Giuliana waved her hands in frustration. “By putting the devil in hell? Don’t you know what that monk is about to do?”
“He’s going to show her the devil and then explain how to put him back in hell.”
“And what, do you suppose, is the devil he’s going to show her?”
Veronica shrugged. Giuliana leaned in, cupped a hand over her ear, and whispered something. Veronica’s eyes nearly popped out of their sockets. Blushing crimson, she turned to Giuliana and shook her head.
“No! That can’t be. It’s . . . sinful! And disgusting. His . . . is the devil? Then what is hell?” She stopped and covered her mouth. “Oh! Oh, no.”
“Oh, yes,” said Giuliana, and Franco, Lucio, and Bernie all confirmed Giuliana’s interpretation with apologetic nods.

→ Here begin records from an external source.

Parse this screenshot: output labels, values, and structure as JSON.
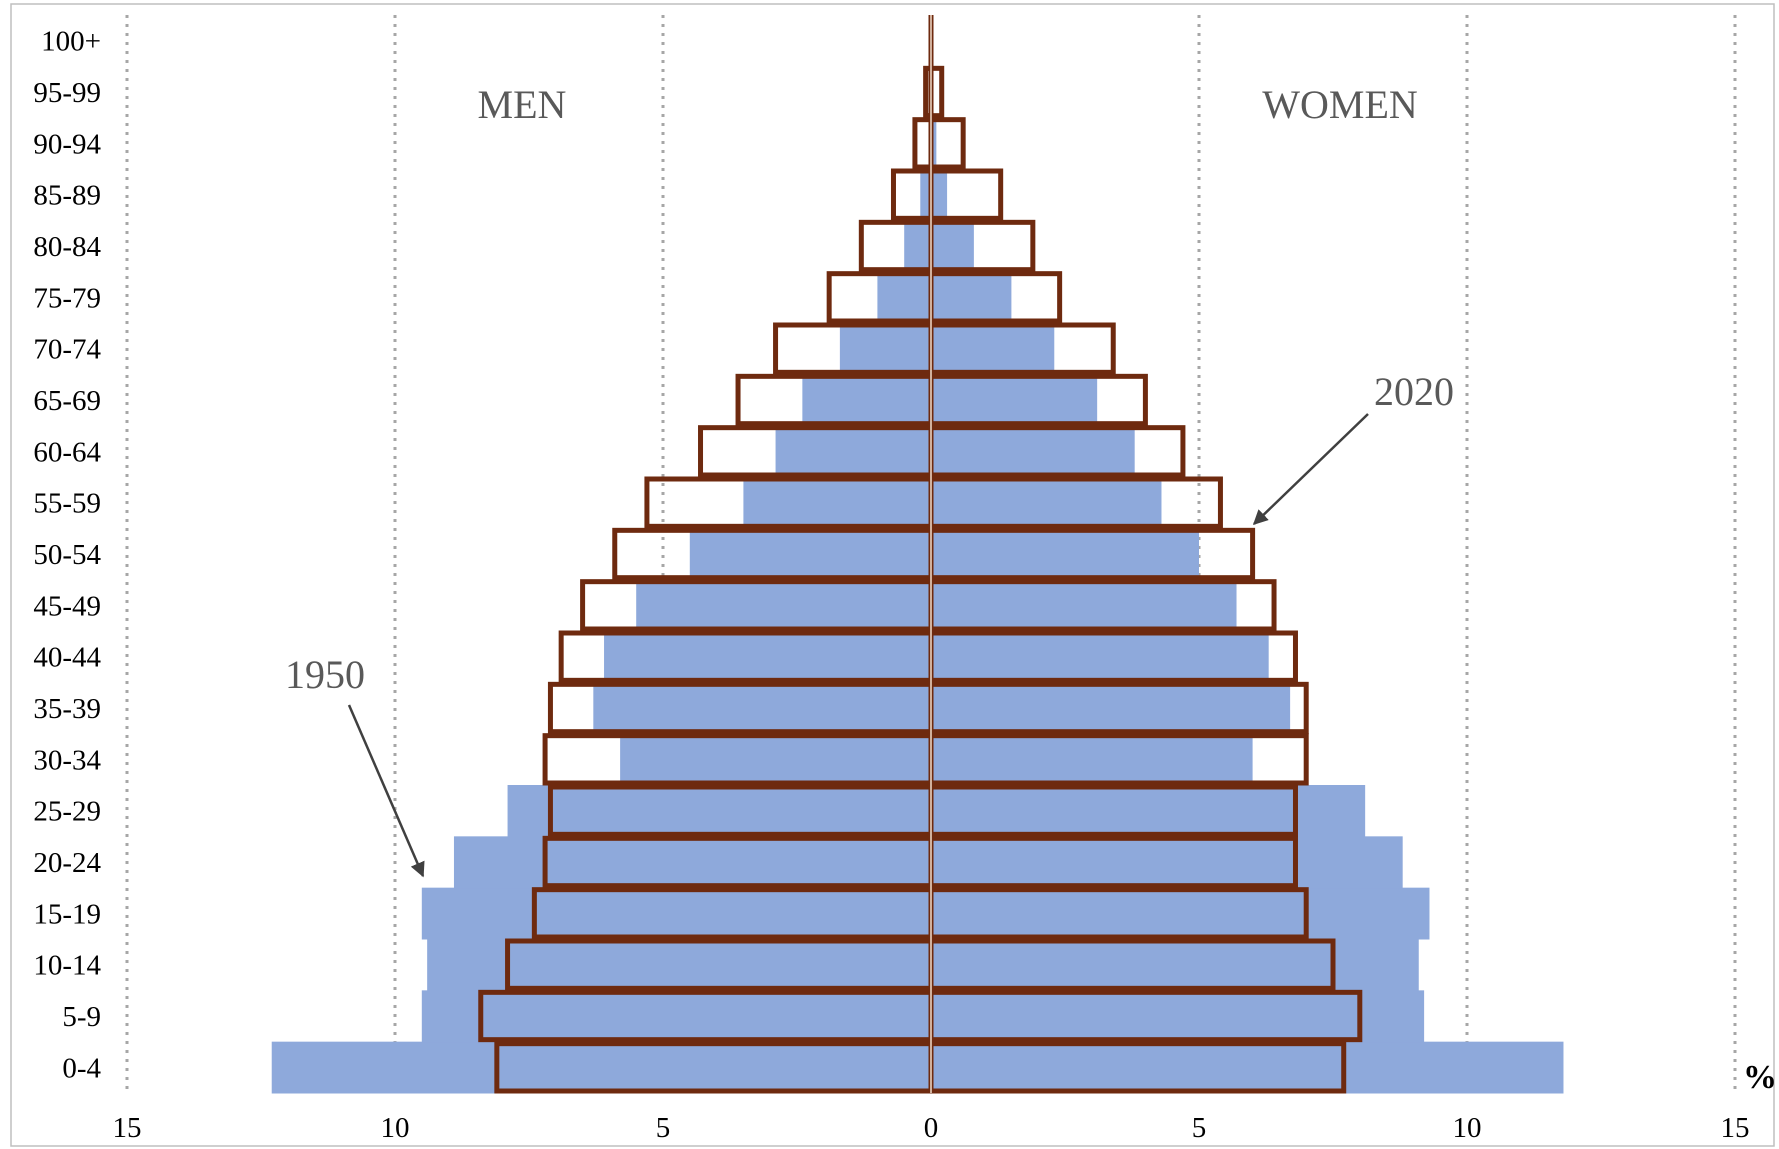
{
  "chart_data": {
    "type": "bar",
    "subtype": "population-pyramid",
    "categories": [
      "0-4",
      "5-9",
      "10-14",
      "15-19",
      "20-24",
      "25-29",
      "30-34",
      "35-39",
      "40-44",
      "45-49",
      "50-54",
      "55-59",
      "60-64",
      "65-69",
      "70-74",
      "75-79",
      "80-84",
      "85-89",
      "90-94",
      "95-99",
      "100+"
    ],
    "side_labels": {
      "left": "MEN",
      "right": "WOMEN"
    },
    "unit_label": "%",
    "xlim": [
      -15,
      15
    ],
    "x_ticks": [
      -15,
      -10,
      -5,
      0,
      5,
      10,
      15
    ],
    "x_tick_labels": [
      "15",
      "10",
      "5",
      "0",
      "5",
      "10",
      "15"
    ],
    "grid": "vertical dotted",
    "series": [
      {
        "name": "1950",
        "style": "filled",
        "color": "#8EA9DB",
        "men": [
          12.3,
          9.5,
          9.4,
          9.5,
          8.9,
          7.9,
          5.8,
          6.3,
          6.1,
          5.5,
          4.5,
          3.5,
          2.9,
          2.4,
          1.7,
          1.0,
          0.5,
          0.2,
          0.0,
          0.0,
          0.0
        ],
        "women": [
          11.8,
          9.2,
          9.1,
          9.3,
          8.8,
          8.1,
          6.0,
          6.7,
          6.3,
          5.7,
          5.0,
          4.3,
          3.8,
          3.1,
          2.3,
          1.5,
          0.8,
          0.3,
          0.1,
          0.0,
          0.0
        ]
      },
      {
        "name": "2020",
        "style": "outline",
        "color": "#6E2A0F",
        "men": [
          8.1,
          8.4,
          7.9,
          7.4,
          7.2,
          7.1,
          7.2,
          7.1,
          6.9,
          6.5,
          5.9,
          5.3,
          4.3,
          3.6,
          2.9,
          1.9,
          1.3,
          0.7,
          0.3,
          0.1,
          0.0
        ],
        "women": [
          7.7,
          8.0,
          7.5,
          7.0,
          6.8,
          6.8,
          7.0,
          7.0,
          6.8,
          6.4,
          6.0,
          5.4,
          4.7,
          4.0,
          3.4,
          2.4,
          1.9,
          1.3,
          0.6,
          0.2,
          0.0
        ]
      }
    ],
    "annotations": [
      {
        "text": "1950",
        "points_to": "1950 men 20-24"
      },
      {
        "text": "2020",
        "points_to": "2020 women 50-54"
      }
    ]
  }
}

Veronica grappled to comprehend man’s unrelenting urge to de-bauch, defile, and deflower—even saintly men of dubious stamina due to meager diets of figs, dates, and nuts. All attention was on Veronica and her botched interpretation of Alibech and Rustico’s tale. In fact, there was no interpretation needed at all. The story, as recounted to me later in full by Bernie, was quite clear. And explicit. Lifted again straight from the Decameron. Fra Rustico had tricked young Alibech into believing that his erect member, its head held so high in sinful pride, was indeed the devil. And, as he’d taught her—the best way to serve God was to put him back in hell, which—of course—was to be found, more or less, in the corresponding region of the girl’s anatomy. Somehow, Veronica had failed to grasp the game. Maybe, like Alibech, she was an innocent herself. Lucio, Franco, and Teresa had all told me she was not a bright girl, after all.

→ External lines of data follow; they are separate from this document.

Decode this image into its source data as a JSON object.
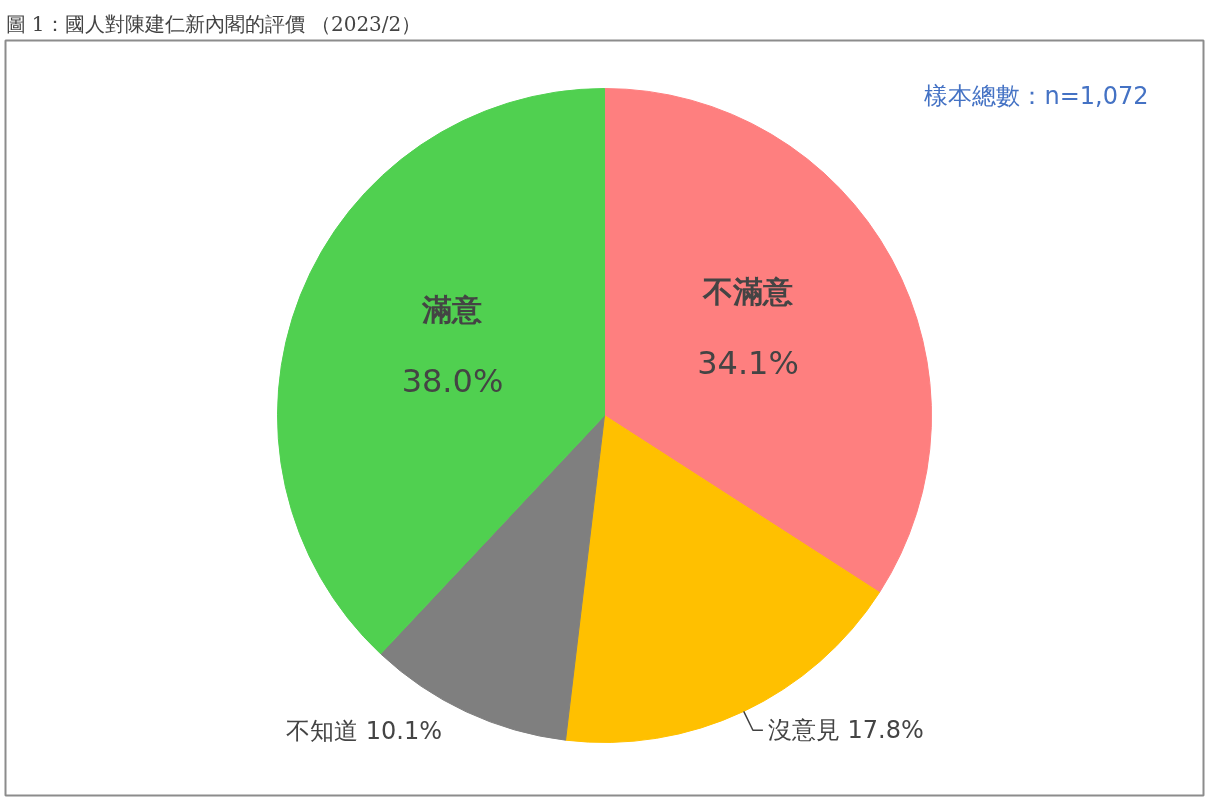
{
  "chart_data": {
    "type": "pie",
    "title": "圖 1：國人對陳建仁新內閣的評價 （2023/2）",
    "categories": [
      "不滿意",
      "沒意見",
      "不知道",
      "滿意"
    ],
    "values": [
      34.1,
      17.8,
      10.1,
      38.0
    ],
    "value_labels": [
      "34.1%",
      "17.8%",
      "10.1%",
      "38.0%"
    ],
    "colors": [
      "#fe7f7f",
      "#ffc000",
      "#7f7f7f",
      "#50d050"
    ],
    "annotations": [
      "樣本總數：n=1,072"
    ]
  }
}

Later, after Veronica had excused herself and slunk off to bed, we marveled that she could have failed to understand what the monk was up to. None of us could say for sure why, but the unfinished story broke the tedium of the day and reignited the warm jollity that had characterized the group of friends before we’d all been trapped in the villa. Even Tato laughed and embraced his old pal, Lucio—the one who’d stolen his girl and knocked him down with his car just three days earlier. All thoughts of betrayal were water under the bridge.